Taizo-in, Myoshin-ji, Kyoto. [Fig. 14-15]

Explain the subject matter of this painting.

16. ROCK GARDEN, RYOAN-JI, KYOTO. Muromachi period, ca. 1480. Current garden design likely dates from around 1650. 29′ × 75′ (9 × 23 m). © Michael S. Yamashita/Corbis. [Fig. 14-20]

Do you think this rock garden is related to landscape painting? Why or why not?

17. Attributed to Kano Eitoku. CYPRESS TREE. Momoyama period, 1590. Color, ink, and gold leaf on paper. 5’6-7/8″ × 15’1-1/2″ (1.7 × 4.6 m). Tokyo National Museum. Photo DNP Art Communications Co. Ltd. [Fig. 14-31]

How does this painting show aspects of Chinese painting, as well as an adjustment to a new display space and patron?

18. Kitagawa Utamaro. NIGHT RAIN. Edo period, ca. 1797. Polychrome woodblock print on paper. 15-1/8″ × 10-1/8″ (38.5 × 25.9 cm). The Art Institute of Chicago. [Fig. 15-16]

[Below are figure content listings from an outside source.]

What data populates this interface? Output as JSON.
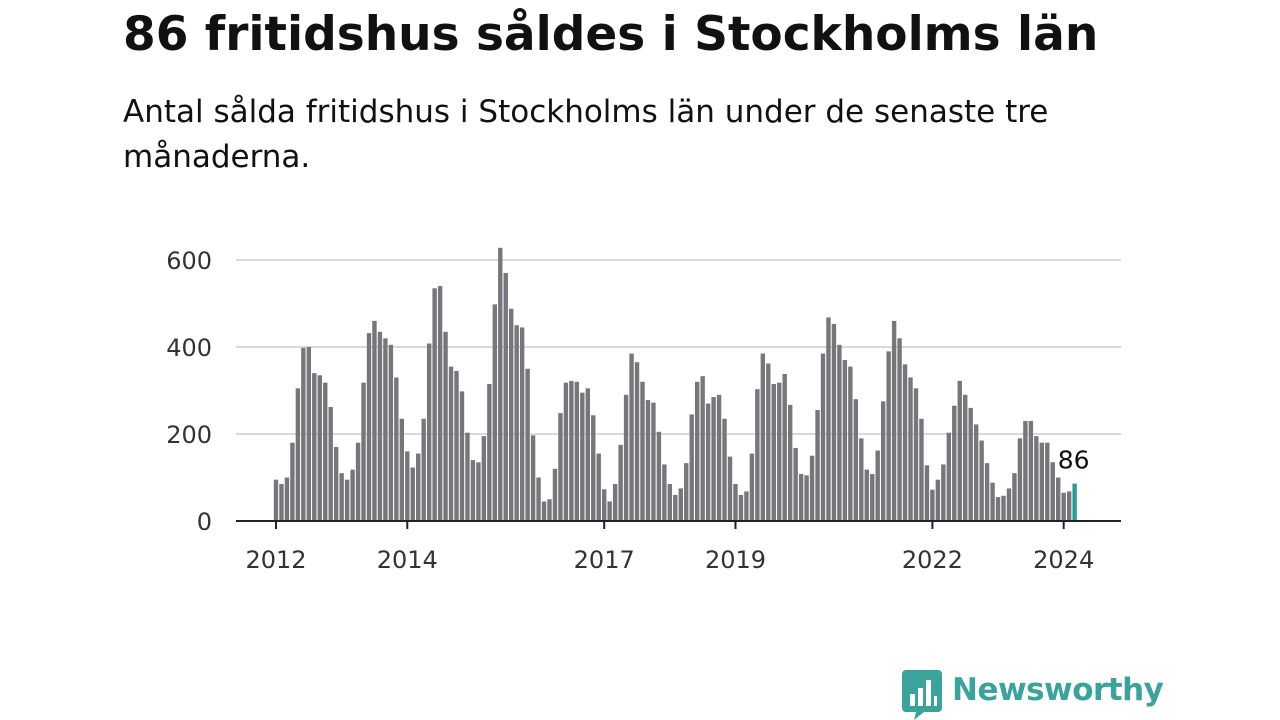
{
  "header": {
    "title": "86 fritidshus såldes i Stockholms län",
    "subtitle": "Antal sålda fritidshus i Stockholms län under de senaste tre månaderna."
  },
  "brand": {
    "name": "Newsworthy",
    "logo_icon": "bar-chart-speech-bubble-icon",
    "color": "#3aa39b"
  },
  "chart_data": {
    "type": "bar",
    "title": "",
    "xlabel": "",
    "ylabel": "",
    "x_start": "2012-01",
    "x_end": "2024-04",
    "ylim": [
      0,
      650
    ],
    "y_ticks": [
      0,
      200,
      400,
      600
    ],
    "x_ticks": [
      "2012",
      "2014",
      "2017",
      "2019",
      "2022",
      "2024"
    ],
    "grid": true,
    "bar_color": "#77767b",
    "highlight_color": "#2a9d95",
    "highlight_label": "86",
    "values": [
      95,
      85,
      100,
      180,
      305,
      398,
      400,
      340,
      335,
      318,
      262,
      170,
      110,
      95,
      118,
      180,
      318,
      432,
      460,
      435,
      420,
      405,
      330,
      235,
      160,
      123,
      155,
      235,
      408,
      535,
      540,
      435,
      355,
      345,
      298,
      203,
      140,
      135,
      195,
      315,
      498,
      628,
      570,
      488,
      450,
      445,
      350,
      197,
      100,
      45,
      50,
      120,
      248,
      318,
      322,
      320,
      295,
      305,
      243,
      155,
      73,
      45,
      85,
      175,
      290,
      385,
      365,
      320,
      278,
      272,
      205,
      130,
      85,
      60,
      75,
      133,
      245,
      320,
      333,
      270,
      285,
      290,
      235,
      148,
      85,
      60,
      68,
      155,
      303,
      385,
      362,
      315,
      318,
      338,
      267,
      168,
      108,
      105,
      150,
      255,
      385,
      468,
      453,
      405,
      370,
      355,
      280,
      190,
      118,
      108,
      162,
      275,
      390,
      460,
      420,
      360,
      330,
      305,
      235,
      128,
      72,
      95,
      130,
      203,
      265,
      322,
      290,
      260,
      222,
      185,
      133,
      88,
      55,
      58,
      75,
      110,
      190,
      230,
      230,
      195,
      180,
      180,
      135,
      100,
      65,
      68,
      86
    ]
  }
}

Toshusai Sharaku. OTANI ONIJI III AS YAKKO EDOBEI IN THE PLAY THE TWO-COLORED REINS. Edo period, 1794. Woodblock print, ink, color, and white mica on paper. 15″ × 9-7/8″ (38.1 × 25.1 cm). Metropolitan Museum of Art, New York. [Fig. 15-17]

In both form and subject matter, these prints show attention to new populations of urban life. How?

19. Katsushika Hokusai. THE GREAT WAVE OFF KANAGAWA. Edo period, ca. 1831.
Polychrome woodblock print on paper. 10-3⁄16″ × 15-3⁄16″ (25.9 × 38.5 cm).
Honolulu Academy of Arts. Gift of James A. Michener, 1955, 13695. [Fig. 15-18]

In your opinion, why has this image become so famous?